Alors que les semis de céréales d'hiver avancent, peut-être que certains d'entre vous se sont tournés vers le semis direct sous couvert permanent de légumineuses comme Christophe Vandewalle, Vincent Baron et le GIEE Magellan. Ils nous expliquent les intérêts et les points d'attention de cette technique. (Article mis à jour, publié initialement le 28 octobre 2021)

Essai semis direct de blé sous couvert de luzerne
Vous pratiquez le semis direct sous couvert de luzerne ou vous avez déjà testé ? N'hésitez pas à partager votre expérience dans les commentaires en dessous de l'article. (©Sylvain Delzon/Twitter)

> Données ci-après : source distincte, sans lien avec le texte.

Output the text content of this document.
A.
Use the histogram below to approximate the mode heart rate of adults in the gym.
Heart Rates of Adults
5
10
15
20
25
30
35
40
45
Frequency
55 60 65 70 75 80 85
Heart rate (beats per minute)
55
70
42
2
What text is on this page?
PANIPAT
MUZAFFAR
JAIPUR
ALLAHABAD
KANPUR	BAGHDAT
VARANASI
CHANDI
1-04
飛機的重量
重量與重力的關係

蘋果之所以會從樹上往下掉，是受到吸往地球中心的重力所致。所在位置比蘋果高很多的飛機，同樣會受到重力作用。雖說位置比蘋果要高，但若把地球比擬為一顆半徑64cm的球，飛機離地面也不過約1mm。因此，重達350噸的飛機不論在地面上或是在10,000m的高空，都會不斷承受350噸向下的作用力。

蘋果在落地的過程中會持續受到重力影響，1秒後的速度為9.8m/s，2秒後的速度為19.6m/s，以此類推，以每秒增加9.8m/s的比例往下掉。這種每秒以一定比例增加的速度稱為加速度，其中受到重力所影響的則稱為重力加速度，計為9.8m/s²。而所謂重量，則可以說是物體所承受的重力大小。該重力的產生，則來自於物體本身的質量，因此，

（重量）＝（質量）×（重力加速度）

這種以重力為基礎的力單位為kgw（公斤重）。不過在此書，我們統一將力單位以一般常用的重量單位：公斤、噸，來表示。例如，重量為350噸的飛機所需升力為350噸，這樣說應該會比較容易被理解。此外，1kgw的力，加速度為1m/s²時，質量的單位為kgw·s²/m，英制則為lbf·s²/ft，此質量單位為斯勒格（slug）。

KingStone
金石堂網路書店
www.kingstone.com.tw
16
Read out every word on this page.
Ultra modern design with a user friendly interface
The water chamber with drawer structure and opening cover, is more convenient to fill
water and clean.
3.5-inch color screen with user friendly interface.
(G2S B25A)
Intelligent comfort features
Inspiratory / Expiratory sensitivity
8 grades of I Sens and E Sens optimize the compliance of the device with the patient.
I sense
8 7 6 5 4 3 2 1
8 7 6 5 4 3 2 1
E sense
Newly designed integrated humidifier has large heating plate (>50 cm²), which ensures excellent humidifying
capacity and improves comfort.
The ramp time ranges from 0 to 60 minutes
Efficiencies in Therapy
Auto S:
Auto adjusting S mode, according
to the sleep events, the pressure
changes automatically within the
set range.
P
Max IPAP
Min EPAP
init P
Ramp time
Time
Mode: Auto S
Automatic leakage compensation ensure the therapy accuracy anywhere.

Agriculteurs  entre l'Eure et l'Orne, Christophe Vandewalle et Christophe Marmion sont tous les deux adhérents du GIEE 3 vallées. Parmi les différents travaux de ce groupement, figurent notamment les couverts permanents. « Je suis convaincu qu'il faut couvrir les sols, mais les difficultés à l'implantation ont été récurrentes ces dernières années », remarque Christophe Marmion. Avec les couverts permanents de légumineuses, l'idée via une installation plus longue est de maximiser les bénéfices agronomiques qui peuvent être apportés par ces couverts : apport d'azote, lutte contre les adventices, meilleure structuration du sol... 

Pourquoi utiliser la luzerne comme couvert permanent ? 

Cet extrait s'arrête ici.